Du faux Soir à l’incendie de l’Innovation: L’histoire belge en BD
En 1914, Auguste Rodin écrivait: «Les raisons de critiquer Bruxelles sont nombreuses, connues, presque trop évidentes. Mais les raisons de l’aimer sont bien réelles». Plus de 100 ans plus tard, il n’y a pas qu’Angèle qui déclare son amour pour Bruxelles. François Schuiten et Benoît Peerters livrent «Bruxelles un rêve capital». Dans ce beau livre de 128 pages, le duo propose une visite inédite de la capitale belge. Des dessins rares, ultra-détaillés et magnifiques de François Schuiten côtoient des archives et des textes inédits consacrés à Bruxelles, à son histoire, à ses monuments parfois méconnus et à ceux qui les ont construits. L’ouvrage s’attarde sur la richesse, la beauté et la diversité de Bruxelles. Plusieurs passages ne manqueront pas d’intéresser les navetteurs, notamment celui qui revient sur l’histoire et la construction de la Jonction Nord-Midi qui a nécessité la destruction de 1.200 habitations, ou celui qui aborde le musée Train World. Un beau voyage, intéressant, passionnant et surprenant, et un beau livre qui trouvera parfaitement sa place sous les sapins de Noël cette année!
Depuis quelques années, les éditions Anspach explorent des morceaux de l’histoire récente de notre pays en bande dessinée. Après Sourire 58, Leopoldville 60 et Bruxelles 43, l’éditeur belge consacre un album à l’incendie de l’Innovation qui, le 22 mai 1967, a coûté la vie à 253 personnes et a marqué à jamais l’inconscient collectif des Belges. En partant de cet événement tragique, le scénariste Patrick Weber a imaginé un récit mettant notamment en scène Kathleen, hôtesse de l’air devenue journaliste et visage bien connu des lecteurs des précédents épisodes. Faits réels et éléments fictionnels se mélangent pour construire un récit sur ce jour tragique de 1967. Pour cela, Patrick Weber pose le contexte de l’époque, celui des grands magasins mais aussi de la guerre du Vietnam et du climat de contestation contre l’impérialisme américain. L’album suit d’ailleurs l’une des pistes pour expliquer cet incendie: et si ce drame était lié au climat protestataire? Enfin, Innovation 67 se conclut par un petit cahier historique de 9 pages.

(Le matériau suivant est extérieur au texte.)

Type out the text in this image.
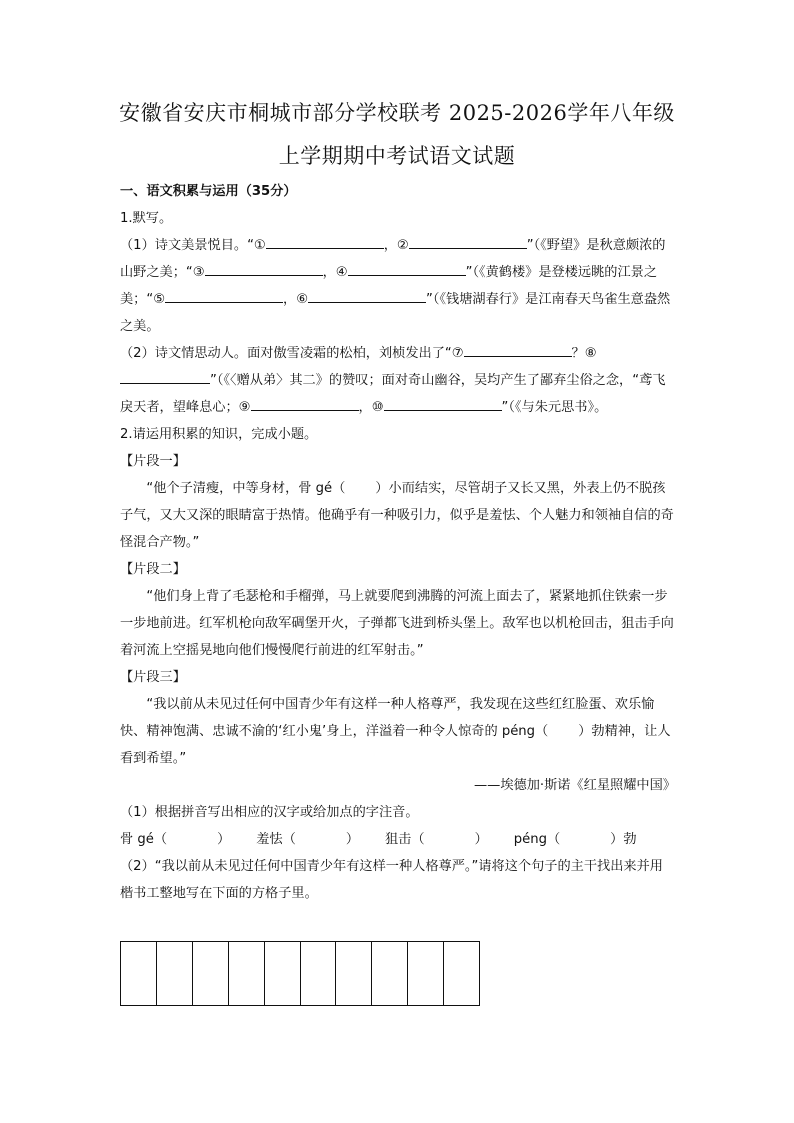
安徽省安庆市桐城市部分学校联考 2025-2026学年八年级
上学期期中考试语文试题

一、语文积累与运用（35分）

1.默写。

（1）诗文美景悦目。“①	，②	”（《野望》是秋意颇浓的山野之美；“③	，④	”（《黄鹤楼》是登楼远眺的江景之美；“⑤	，⑥	”（《钱塘湖春行》是江南春天鸟雀生意盎然之美。

（2）诗文情思动人。面对傲雪凌霜的松柏，刘桢发出了“⑦	？⑧”（《〈赠从弟〉其二》的赞叹；面对奇山幽谷，吴均产生了鄙弃尘俗之念，“鸢飞戾天者，望峰息心；⑨	，⑩	”（《与朱元思书》。

2.请运用积累的知识，完成小题。

【片段一】

“他个子清瘦，中等身材，骨 gé（ ）小而结实，尽管胡子又长又黑，外表上仍不脱孩子气，又大又深的眼睛富于热情。他确乎有一种吸引力，似乎是羞怯、个人魅力和领袖自信的奇怪混合产物。”

【片段二】

“他们身上背了毛瑟枪和手榴弹，马上就要爬到沸腾的河流上面去了，紧紧地抓住铁索一步一步地前进。红军机枪向敌军碉堡开火，子弹都飞进到桥头堡上。敌军也以机枪回击，狙击手向着河流上空摇晃地向他们慢慢爬行前进的红军射击。”

【片段三】

“我以前从未见过任何中国青少年有这样一种人格尊严，我发现在这些红红脸蛋、欢乐愉快、精神饱满、忠诚不渝的‘红小鬼’身上，洋溢着一种令人惊奇的 péng（ ）勃精神，让人看到希望。”

——埃德加·斯诺《红星照耀中国》

（1）根据拼音写出相应的汉字或给加点的字注音。

骨 gé（	） 羞怯（	） 狙击（	） péng（	）勃

（2）“我以前从未见过任何中国青少年有这样一种人格尊严。”请将这个句子的主干找出来并用楷书工整地写在下面的方格子里。
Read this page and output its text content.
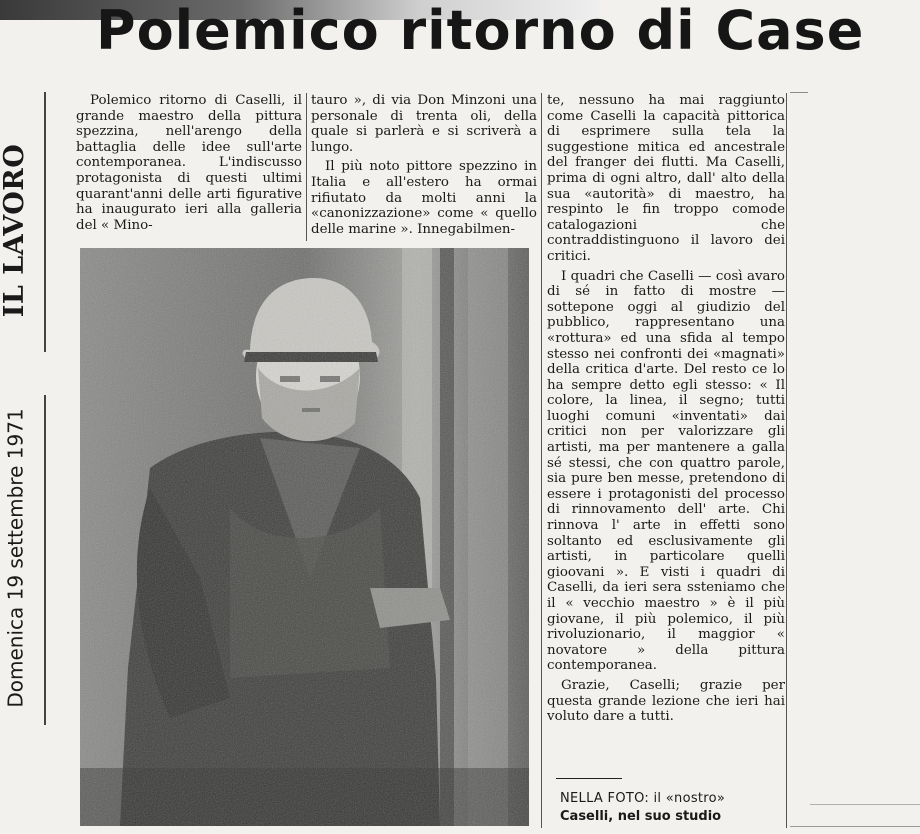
Polemico ritorno di Case
IL LAVORO
Domenica 19 settembre 1971

Polemico ritorno di Caselli, il grande maestro della pittura spezzina, nell'arengo della battaglia delle idee sull'arte contemporanea. L'indiscusso protagonista di questi ultimi quarant'anni delle arti figurative ha inaugurato ieri alla galleria del « Mino-

tauro », di via Don Minzoni una personale di trenta oli, della quale si parlerà e si scriverà a lungo.

Il più noto pittore spezzino in Italia e all'estero ha ormai rifiutato da molti anni la «canonizzazione» come « quello delle marine ». Innegabilmen-

te, nessuno ha mai raggiunto come Caselli la capacità pittorica di esprimere sulla tela la suggestione mitica ed ancestrale del franger dei flutti. Ma Caselli, prima di ogni altro, dall' alto della sua «autorità» di maestro, ha respinto le fin troppo comode catalogazioni che contraddistinguono il lavoro dei critici.

I quadri che Caselli — così avaro di sé in fatto di mostre — sottepone oggi al giudizio del pubblico, rappresentano una «rottura» ed una sfida al tempo stesso nei confronti dei «magnati» della critica d'arte. Del resto ce lo ha sempre detto egli stesso: « Il colore, la linea, il segno; tutti luoghi comuni «inventati» dai critici non per valorizzare gli artisti, ma per mantenere a galla sé stessi, che con quattro parole, sia pure ben messe, pretendono di essere i protagonisti del processo di rinnovamento dell' arte. Chi rinnova l' arte in effetti sono soltanto ed esclusivamente gli artisti, in particolare quelli gioovani ». E visti i quadri di Caselli, da ieri sera ssteniamo che il « vecchio maestro » è il più giovane, il più polemico, il più rivoluzionario, il maggior « novatore » della pittura contemporanea.

Grazie, Caselli; grazie per questa grande lezione che ieri hai voluto dare a tutti.

NELLA FOTO: il «nostro»
Caselli, nel suo studio
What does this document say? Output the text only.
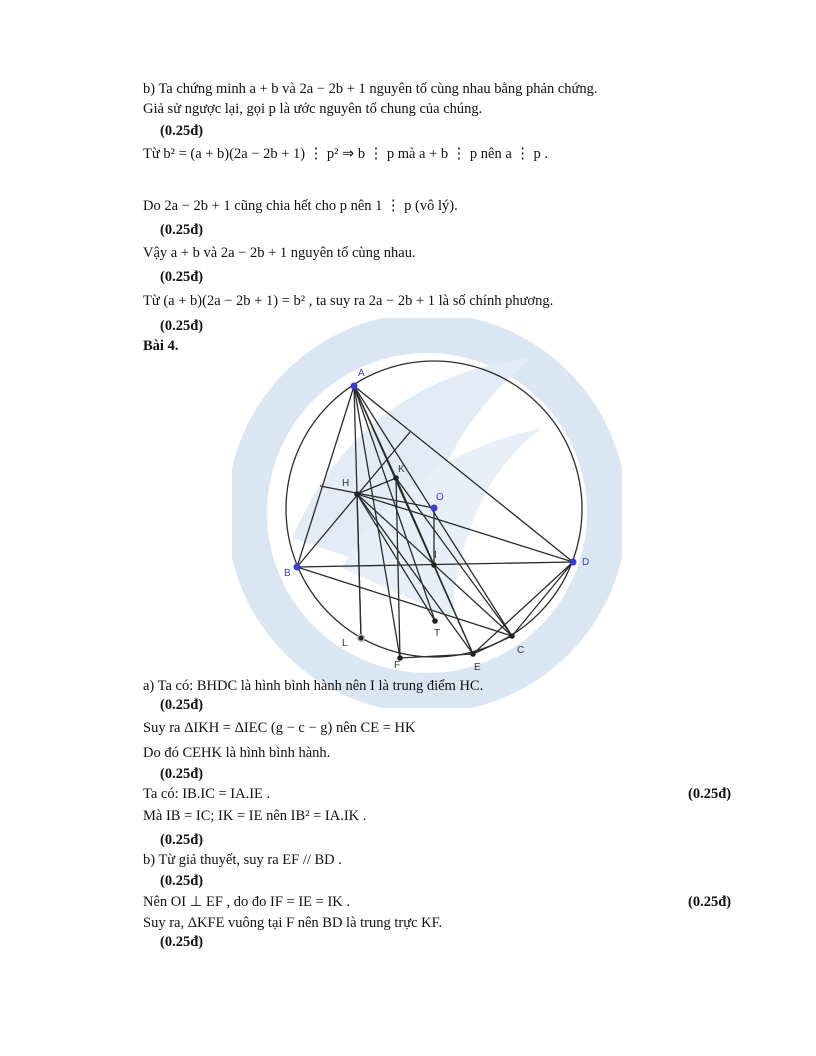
b) Ta chứng minh a + b và 2a − 2b + 1 nguyên tố cùng nhau bằng phản chứng.
Giả sử ngược lại, gọi p là ước nguyên tố chung của chúng.
(0.25đ)
Từ b² = (a + b)(2a − 2b + 1) ⋮ p² ⇒ b ⋮ p mà a + b ⋮ p nên a ⋮ p .
Do 2a − 2b + 1 cũng chia hết cho p nên 1 ⋮ p (vô lý).
(0.25đ)
Vậy a + b và 2a − 2b + 1 nguyên tố cùng nhau.
(0.25đ)
Từ (a + b)(2a − 2b + 1) = b² , ta suy ra 2a − 2b + 1 là số chính phương.
(0.25đ)
Bài 4.
A
B
D
O
C
E
F
H
K
I
T
L
a) Ta có: BHDC là hình bình hành nên I là trung điểm HC.
(0.25đ)
Suy ra ΔIKH = ΔIEC (g − c − g) nên CE = HK
Do đó CEHK là hình bình hành.
(0.25đ)
Ta có: IB.IC = IA.IE .	(0.25đ)
Mà IB = IC; IK = IE nên IB² = IA.IK .
(0.25đ)
b) Từ giả thuyết, suy ra EF // BD .
(0.25đ)
Nên OI ⊥ EF , do đo IF = IE = IK .	(0.25đ)
Suy ra, ΔKFE vuông tại F nên BD là trung trực KF.
(0.25đ)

En juin 1940, le journal Le Soir passe aux mains des Allemands. Tous les journalistes de la rédaction ont alors remis leur démission. Tandis que les Allemands sortent un journal surnommé «Le Soir emboché», la résistance s’organise. Ancien journaliste du Soir, Fernand Demany participe à la création de front de l’indépendance (F.I.) et imprime dans une imprimerie clandestine le «Buna». Mais à l’approche du 11 novembre 1943, date symbolique de l’armistice de la guerre 14-18, il veut marquer le coup et se lance dans un projet fou et ambitieux: créer un faux Soir satirique qui sera distribué à la place du vrai. Grâce aux archives ouvertes par Le Soir, Denis Lapière et Daniel Couvreur reconstituent cet exploit qui a ridiculisé l’occupant nazi. Certes le dessin est un peu en retrait mais l’histoire est captivante et passionnante. Un roman graphique marquant et indispensable qui rend hommage à ceux qui ont payé de leur vie pour réaliser cet acte héroïque. Bonus et bonne surprise: un fac-similé de ce numéro clandestin qui est entré dans l’Histoire comme un modèle de résistance pacifique à l’oppression est inséré dans l’album.